Skillful players may be able to bypass more than one Obstacle at the same time or without requiring more Resources than if the Obstacles were not present. This is an expression of Gameplay Mastery made possible by, depending on the nature of the Obstacles, players Timing their actions (e.g. moving between moving objects), them performing Dexterity-Based Actions (e.g. avoiding stationary objects and other vehicles when driving), or by succeeding with Puzzle Solving (e.g. finding the most cost efficient route).
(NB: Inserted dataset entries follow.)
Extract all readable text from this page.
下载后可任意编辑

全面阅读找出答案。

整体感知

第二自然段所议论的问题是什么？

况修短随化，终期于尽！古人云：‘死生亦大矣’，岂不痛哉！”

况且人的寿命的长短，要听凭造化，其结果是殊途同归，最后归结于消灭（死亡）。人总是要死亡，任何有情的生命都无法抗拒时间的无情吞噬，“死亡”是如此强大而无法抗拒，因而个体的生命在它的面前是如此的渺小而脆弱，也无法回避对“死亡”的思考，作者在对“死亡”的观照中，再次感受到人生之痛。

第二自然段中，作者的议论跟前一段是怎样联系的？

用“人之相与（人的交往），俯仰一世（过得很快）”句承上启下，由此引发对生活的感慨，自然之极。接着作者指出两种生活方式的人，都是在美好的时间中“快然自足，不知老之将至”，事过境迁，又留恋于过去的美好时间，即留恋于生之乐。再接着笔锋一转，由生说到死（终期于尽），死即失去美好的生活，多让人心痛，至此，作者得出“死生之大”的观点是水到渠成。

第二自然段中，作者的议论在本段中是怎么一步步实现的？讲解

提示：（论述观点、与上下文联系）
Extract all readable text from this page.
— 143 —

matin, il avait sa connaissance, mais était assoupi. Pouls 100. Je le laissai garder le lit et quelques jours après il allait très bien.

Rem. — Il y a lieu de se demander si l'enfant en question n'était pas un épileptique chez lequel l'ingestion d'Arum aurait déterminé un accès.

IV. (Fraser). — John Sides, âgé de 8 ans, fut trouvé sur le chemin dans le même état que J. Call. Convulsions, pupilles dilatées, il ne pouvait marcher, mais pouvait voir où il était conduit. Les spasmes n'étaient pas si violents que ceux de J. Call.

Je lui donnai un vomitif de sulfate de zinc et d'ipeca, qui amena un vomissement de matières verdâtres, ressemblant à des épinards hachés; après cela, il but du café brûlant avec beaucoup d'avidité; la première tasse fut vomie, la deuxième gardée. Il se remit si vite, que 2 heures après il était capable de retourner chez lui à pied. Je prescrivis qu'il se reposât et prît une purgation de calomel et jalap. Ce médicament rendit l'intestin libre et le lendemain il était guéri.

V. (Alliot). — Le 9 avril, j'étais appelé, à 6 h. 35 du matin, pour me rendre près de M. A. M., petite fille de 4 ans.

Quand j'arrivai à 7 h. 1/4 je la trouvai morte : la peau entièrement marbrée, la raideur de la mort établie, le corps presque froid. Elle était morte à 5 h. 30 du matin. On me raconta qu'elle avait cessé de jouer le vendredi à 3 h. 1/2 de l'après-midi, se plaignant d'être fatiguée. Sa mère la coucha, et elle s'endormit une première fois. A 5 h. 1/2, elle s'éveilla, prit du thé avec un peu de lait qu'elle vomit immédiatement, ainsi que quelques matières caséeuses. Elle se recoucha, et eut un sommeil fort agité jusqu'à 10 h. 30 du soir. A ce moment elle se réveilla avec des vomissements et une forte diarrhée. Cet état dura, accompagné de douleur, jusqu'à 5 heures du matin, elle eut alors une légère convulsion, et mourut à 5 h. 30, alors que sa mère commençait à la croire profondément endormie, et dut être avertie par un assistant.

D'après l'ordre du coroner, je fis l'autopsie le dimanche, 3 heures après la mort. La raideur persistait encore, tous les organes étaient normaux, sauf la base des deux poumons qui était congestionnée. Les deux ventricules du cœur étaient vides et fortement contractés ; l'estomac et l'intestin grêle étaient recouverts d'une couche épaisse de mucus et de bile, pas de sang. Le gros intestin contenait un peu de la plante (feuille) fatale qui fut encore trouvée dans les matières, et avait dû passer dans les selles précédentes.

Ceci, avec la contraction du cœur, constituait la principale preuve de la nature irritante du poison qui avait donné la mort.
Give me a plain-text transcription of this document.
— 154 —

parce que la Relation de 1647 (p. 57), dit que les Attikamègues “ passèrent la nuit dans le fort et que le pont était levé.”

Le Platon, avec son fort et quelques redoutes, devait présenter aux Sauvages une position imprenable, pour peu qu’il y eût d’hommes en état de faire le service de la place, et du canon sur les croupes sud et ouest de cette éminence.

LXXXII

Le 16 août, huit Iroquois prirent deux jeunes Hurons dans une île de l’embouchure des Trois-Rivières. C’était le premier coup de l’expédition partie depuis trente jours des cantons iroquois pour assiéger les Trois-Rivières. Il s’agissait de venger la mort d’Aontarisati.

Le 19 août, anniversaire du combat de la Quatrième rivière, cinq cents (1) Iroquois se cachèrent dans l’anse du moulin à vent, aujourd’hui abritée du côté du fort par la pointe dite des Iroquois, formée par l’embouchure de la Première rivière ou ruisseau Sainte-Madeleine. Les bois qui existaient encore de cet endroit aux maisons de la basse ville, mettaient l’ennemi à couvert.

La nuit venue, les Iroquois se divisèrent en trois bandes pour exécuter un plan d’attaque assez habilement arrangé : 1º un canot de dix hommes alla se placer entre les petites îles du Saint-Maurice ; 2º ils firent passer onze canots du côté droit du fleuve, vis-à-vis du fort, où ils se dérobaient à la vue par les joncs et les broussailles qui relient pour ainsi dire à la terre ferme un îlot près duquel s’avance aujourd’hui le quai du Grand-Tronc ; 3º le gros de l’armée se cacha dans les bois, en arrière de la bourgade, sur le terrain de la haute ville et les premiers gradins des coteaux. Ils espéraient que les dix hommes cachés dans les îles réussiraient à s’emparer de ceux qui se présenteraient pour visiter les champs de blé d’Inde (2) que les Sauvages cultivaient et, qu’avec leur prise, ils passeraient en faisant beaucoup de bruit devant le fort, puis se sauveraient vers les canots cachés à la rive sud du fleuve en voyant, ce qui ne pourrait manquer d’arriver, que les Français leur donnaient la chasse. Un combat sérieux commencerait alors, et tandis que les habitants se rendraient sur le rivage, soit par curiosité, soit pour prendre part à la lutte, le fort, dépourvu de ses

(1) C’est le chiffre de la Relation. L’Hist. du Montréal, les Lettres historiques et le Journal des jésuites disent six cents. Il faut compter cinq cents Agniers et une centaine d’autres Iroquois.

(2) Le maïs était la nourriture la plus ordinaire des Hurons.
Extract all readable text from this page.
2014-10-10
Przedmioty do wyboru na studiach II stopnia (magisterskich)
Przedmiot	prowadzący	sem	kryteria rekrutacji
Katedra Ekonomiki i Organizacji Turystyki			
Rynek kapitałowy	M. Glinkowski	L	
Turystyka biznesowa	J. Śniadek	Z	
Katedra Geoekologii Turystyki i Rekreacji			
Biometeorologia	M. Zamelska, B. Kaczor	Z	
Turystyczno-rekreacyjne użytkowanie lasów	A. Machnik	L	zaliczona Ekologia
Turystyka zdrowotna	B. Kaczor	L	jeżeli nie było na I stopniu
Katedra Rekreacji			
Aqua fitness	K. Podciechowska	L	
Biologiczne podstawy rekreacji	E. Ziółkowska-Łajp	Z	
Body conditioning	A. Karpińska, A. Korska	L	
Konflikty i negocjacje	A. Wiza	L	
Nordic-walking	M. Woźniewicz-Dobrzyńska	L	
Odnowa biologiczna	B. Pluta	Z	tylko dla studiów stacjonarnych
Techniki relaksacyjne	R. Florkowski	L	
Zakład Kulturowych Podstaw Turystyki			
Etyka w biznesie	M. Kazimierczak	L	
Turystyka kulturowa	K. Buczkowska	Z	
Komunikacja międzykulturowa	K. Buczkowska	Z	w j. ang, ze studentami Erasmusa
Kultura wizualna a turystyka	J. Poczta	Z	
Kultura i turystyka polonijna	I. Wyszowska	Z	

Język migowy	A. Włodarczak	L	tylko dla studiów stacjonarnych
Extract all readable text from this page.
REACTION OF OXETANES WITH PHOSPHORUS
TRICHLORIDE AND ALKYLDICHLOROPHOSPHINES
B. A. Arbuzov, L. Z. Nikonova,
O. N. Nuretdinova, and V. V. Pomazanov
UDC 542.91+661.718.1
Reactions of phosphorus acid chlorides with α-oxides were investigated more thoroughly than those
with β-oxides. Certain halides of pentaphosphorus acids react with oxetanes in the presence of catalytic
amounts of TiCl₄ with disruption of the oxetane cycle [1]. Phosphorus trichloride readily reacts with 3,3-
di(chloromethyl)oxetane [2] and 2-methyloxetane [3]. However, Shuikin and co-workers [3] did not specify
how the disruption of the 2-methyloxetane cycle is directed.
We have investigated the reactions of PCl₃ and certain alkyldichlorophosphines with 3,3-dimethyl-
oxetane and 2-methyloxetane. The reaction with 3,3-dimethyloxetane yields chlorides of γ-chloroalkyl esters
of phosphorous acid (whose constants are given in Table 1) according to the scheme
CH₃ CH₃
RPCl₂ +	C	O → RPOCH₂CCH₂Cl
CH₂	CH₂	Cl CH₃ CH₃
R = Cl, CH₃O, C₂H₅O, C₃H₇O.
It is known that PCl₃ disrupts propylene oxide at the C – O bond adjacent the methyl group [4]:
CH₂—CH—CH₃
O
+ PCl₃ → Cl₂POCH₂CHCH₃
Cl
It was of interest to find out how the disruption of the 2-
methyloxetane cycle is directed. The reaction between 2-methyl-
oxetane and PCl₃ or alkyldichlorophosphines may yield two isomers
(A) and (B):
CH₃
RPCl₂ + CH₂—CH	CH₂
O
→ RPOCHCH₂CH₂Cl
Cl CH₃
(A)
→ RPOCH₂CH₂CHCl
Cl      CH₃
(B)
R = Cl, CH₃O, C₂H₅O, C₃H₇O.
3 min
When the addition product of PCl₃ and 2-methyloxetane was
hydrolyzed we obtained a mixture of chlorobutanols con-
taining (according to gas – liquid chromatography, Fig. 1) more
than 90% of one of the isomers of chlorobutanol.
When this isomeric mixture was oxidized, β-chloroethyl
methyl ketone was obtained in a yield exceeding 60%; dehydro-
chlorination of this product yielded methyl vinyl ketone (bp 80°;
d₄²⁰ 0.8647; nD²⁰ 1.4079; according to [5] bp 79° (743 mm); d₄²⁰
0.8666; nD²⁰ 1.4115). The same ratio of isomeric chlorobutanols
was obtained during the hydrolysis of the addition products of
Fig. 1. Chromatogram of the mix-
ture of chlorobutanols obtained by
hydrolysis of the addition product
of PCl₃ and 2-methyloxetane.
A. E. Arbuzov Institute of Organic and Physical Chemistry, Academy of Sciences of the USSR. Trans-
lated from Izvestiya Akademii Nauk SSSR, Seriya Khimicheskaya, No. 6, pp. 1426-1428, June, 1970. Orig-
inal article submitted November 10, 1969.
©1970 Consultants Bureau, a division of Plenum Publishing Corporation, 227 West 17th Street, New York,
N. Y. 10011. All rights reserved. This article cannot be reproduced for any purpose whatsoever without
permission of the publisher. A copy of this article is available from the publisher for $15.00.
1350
Non-transparent Obstacles give rise to Imperfect Information in a game since players or Agents can be hindered from knowing what happens behind the Obstacles. This also makes Obstacles basic building elements for Hiding Places.


Can Instantiate

Choke Points, Dexterity-Based Actions, Diegetically Outstanding Features, Gameplay Mastery, Hiding Places, Imperfect Information, Inaccessible Areas, Leaps of Faith, Movement Limitations, Puzzle Solving, Secret Areas, Surprises, Timing, Transport Routes

with Choke Points

Conditional Passageways, Eliminate

with Environmental Effects


with Irreversible Events

One-Way Travel

with Moveable Tiles

Indirect Control

with Movement

Challenging Gameplay

with Surprises


with Switches

Conditional Passageways

with Warp Zones

Puzzle Solving

Can Modulate

Aim & Shoot, Avatars, Challenging Gameplay, Destructible Objects, Game Boards, Game World Exploration, Game World Navigation, Game Worlds, Maneuvering, Movement, Moveable Tiles, Levels, Line of Sight, Rhythm-Based Actions, Sniper Locations, Traverse, Units, Vehicle Sections

Can Be Instantiated By

Avatars, Cosmetic Game Items, Diegetically Tangible Game Items, Environmental Effects, Installations, Invisible Walls, Moveable Tiles, Props, Units

Can Be Modulated By

Damage, Destructible Objects, Game Element Removal, Privileged Abilities, Privileged Movement, Warp Zones

Possible Closure Effects

with Destructible Objects

Game Element Removal

Potentially Conflicting With

Warp Zones


An updated version of the pattern Obstacles that was part of the original collection in the book Patterns in Game Design[2].


  1. Suits, B. (2005). The Grasshopper: Games, Life and Utopia. Broadview Press. ISBN 155111772X
  2. Björk, S. & Holopainen, J. (2004) Patterns in Game Design. Charles River Media. ISBN1-58450-354-8.